The proposed Bill defines an act of terrorism as "an unlawful act committed in or outside the Republic" while a "terrorist organization" is defined as "an organization declared as such by the Minister of Safety and Security and which is likely to intimidate the public or a segment of the public, or is likely to carry out a convention offence."[2398] This broad definition of a "terrorist" and "terrorist organization" could extend to legitimate protest activity. Interest groups have argued for a more precise definition that will reduce the chances of arbitrary state action against individuals or organizations. Other concerns pertain to the wide powers given to the Minister of Safety and Security, the National Directorate of Public Prosecutions, and general law enforcement agencies, and the right given to the state to declare organizations as terrorist organizations.

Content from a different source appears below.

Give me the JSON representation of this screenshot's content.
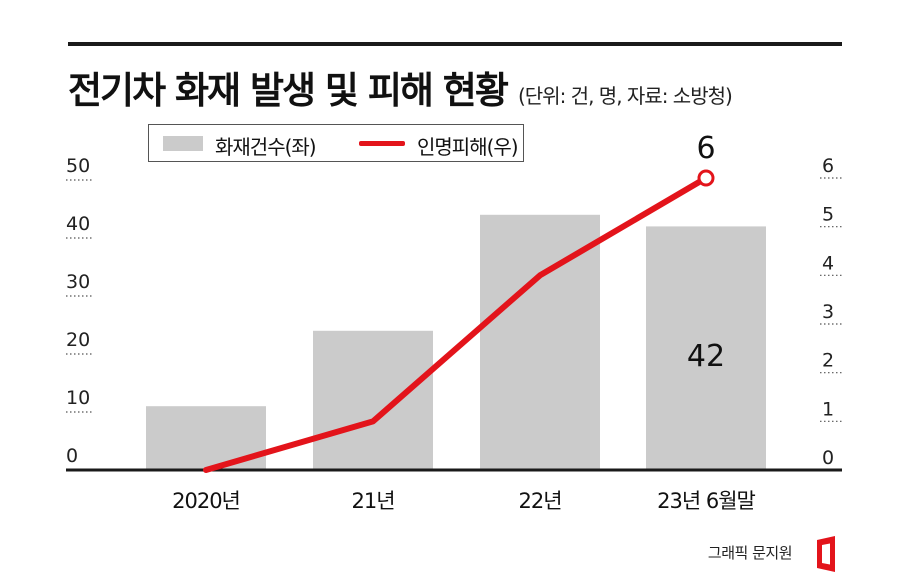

Non-governmental organizations that have made submissions on the Bill have raised other concerns that its far-ranging provisions pose a threat to personal freedom, freedom of expression and freedom of the media. Specifically, the powers given to the police and prosecuting authorities to act ex parte[2399] against individuals and organizations simply on the basis of unspecified "reasonable grounds." Also of concern to media organizations was that the coverage of individuals and organizations could become effectively rendered out of bounds because of the fear of prosecution on the side of the media.

The Legal Resources Centre (LRC), in a submission to Parliament, has also criticized a section of the Bill giving the Safety and Security Minister powers to make regulations concerning any matter that may or must be prescribed in terms of this legislation and any other matter "which is necessary or expedient" to prescribe for the proper implementation of this legislation. The LRC has urged that any regulations prepared should be tabled in Parliament prior to them being published for comment in the Government Gazette.

Finally, as submissions to date have noted, the new proposed Bill may also be an unnecessary duplication of legislative resources as there are approximately twenty-two existing laws on the statute books that can adequately deal with crimes of 'terrorism' without placing constitutional freedoms in question. It is expected that the Bill will be revised following this round of hearings.